Song by Lata Mangeshkar

from the album Dil Apna Aur Preet Parai
- Language: Hindi
- Released: 1960
- Length: 5:15
- Label: Saregama
- Songwriter: Shailendra
- Producer: Shankar–Jaikishan

= Ajeeb Dastan Hai Yeh (song) =

Indian Hindi song by Lata Mangeshkar

"Ajeeb Dastan Hai Yeh" is a Hindi song from the 1960 Indian romantic film Dil Apna Aur Preet Parai, directed by Kishore Sahu and starting Raaj Kumar, Meena Kumari and Nadira in lead roles. The song, penned by Shailendra, composed by Shankar–Jaikishan and sung by Lata Mangeshkar, is placed at number 4 in the list of 100 greatest Bollywood songs of all time by BBC Asian Network. This song portrays the emotional tension between two characters, hinting at the complex relationships and unspoken feelings that drive the story.

== Description ==
The Hawaiian-themed song "Ajeeb Dastan Hai Yeh" was adapted from the 1956 hit "My Lips Are Sealed" by Jim Reeves.

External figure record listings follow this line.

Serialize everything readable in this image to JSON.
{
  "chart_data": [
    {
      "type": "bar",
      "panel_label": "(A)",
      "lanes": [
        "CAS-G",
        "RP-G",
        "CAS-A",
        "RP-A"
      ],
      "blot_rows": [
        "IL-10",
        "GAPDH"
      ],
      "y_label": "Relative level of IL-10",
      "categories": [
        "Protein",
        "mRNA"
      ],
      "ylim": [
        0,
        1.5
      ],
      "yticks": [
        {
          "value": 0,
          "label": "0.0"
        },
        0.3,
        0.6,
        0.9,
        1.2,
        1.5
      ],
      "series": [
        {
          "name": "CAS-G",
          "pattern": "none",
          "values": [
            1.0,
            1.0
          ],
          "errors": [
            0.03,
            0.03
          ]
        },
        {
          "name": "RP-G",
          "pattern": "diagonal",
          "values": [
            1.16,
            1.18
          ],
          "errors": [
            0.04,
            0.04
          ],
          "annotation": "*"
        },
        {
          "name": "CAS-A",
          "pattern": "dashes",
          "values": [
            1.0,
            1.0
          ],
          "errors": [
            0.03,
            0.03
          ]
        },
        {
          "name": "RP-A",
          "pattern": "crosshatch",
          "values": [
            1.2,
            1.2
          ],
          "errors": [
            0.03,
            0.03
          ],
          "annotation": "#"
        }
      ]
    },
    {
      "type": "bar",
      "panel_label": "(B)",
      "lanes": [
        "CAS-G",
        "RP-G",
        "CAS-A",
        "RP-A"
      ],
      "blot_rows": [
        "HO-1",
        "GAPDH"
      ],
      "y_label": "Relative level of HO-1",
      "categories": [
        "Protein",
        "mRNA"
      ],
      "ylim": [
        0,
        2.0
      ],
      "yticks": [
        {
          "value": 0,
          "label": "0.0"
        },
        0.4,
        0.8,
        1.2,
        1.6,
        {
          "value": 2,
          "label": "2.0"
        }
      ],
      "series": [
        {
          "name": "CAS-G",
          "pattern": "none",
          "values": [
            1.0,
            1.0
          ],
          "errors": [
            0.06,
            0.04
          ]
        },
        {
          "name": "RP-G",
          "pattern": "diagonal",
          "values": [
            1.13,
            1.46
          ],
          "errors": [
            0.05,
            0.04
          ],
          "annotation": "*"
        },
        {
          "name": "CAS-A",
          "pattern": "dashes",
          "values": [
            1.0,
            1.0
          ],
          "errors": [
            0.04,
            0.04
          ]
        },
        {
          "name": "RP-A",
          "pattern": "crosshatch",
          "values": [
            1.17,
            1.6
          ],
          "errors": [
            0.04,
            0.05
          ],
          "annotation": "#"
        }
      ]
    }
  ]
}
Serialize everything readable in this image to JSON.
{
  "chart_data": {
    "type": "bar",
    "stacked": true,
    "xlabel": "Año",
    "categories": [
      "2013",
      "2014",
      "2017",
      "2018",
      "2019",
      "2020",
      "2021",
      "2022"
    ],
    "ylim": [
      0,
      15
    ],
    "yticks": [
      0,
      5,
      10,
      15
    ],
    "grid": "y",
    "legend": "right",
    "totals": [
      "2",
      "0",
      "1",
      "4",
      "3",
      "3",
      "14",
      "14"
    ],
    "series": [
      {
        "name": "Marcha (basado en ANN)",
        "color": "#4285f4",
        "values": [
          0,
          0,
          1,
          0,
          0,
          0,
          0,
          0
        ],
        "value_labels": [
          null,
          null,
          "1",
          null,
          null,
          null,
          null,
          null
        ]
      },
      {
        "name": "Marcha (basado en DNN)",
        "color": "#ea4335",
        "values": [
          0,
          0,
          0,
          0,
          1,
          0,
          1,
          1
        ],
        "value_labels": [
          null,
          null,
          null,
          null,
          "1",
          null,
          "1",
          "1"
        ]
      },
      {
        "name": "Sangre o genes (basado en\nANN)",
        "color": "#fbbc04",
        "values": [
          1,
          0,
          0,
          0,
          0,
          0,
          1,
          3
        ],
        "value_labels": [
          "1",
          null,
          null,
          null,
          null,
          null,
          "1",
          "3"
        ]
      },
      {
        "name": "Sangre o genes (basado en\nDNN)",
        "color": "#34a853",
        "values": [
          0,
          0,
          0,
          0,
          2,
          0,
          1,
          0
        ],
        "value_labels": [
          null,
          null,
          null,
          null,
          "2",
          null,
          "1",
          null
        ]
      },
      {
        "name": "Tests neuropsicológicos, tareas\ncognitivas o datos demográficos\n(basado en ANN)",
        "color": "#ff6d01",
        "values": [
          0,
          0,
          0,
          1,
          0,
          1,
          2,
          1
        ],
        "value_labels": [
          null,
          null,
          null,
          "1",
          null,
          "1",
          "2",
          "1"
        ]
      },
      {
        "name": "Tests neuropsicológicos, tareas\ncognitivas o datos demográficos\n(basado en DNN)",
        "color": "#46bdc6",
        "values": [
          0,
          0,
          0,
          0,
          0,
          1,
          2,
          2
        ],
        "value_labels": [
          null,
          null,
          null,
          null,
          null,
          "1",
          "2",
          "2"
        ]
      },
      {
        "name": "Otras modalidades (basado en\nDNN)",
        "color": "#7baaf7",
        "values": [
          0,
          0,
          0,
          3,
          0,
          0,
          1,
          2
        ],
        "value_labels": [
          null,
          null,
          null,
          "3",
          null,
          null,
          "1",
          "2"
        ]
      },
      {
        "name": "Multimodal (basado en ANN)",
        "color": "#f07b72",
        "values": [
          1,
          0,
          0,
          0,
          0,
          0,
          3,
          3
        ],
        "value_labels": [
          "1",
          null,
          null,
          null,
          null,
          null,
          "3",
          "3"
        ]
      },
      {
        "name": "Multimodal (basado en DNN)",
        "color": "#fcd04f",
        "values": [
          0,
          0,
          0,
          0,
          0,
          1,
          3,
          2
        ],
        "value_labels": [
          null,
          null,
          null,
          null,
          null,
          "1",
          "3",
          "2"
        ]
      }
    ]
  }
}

"Ajeeb Dastan Hai Yeh" composed by Shankar–Jaikishan won the Best Music Director award at the 1961 Filmfare Awards, unexpectedly surpassing the widely acclaimed soundtrack of Mughal-e-Azam composed by Naushad.

== In popular culture ==
The song remains one of the iconic hits of Lata Mangeshkar and widely celebrated tracks from golden era of Hindi cinema and continues to be played on television, radio, and live performances as a tribute to her legacy.

The title of the TV show Ajeeb Daastaan Hai Ye is inspired by the song of the same name.

The song Kahan Shuru Kahan Khatam, the title track of 2024 Indian film of same name, is a re-creation of the song Ajeeb Dastan Hai Yeh.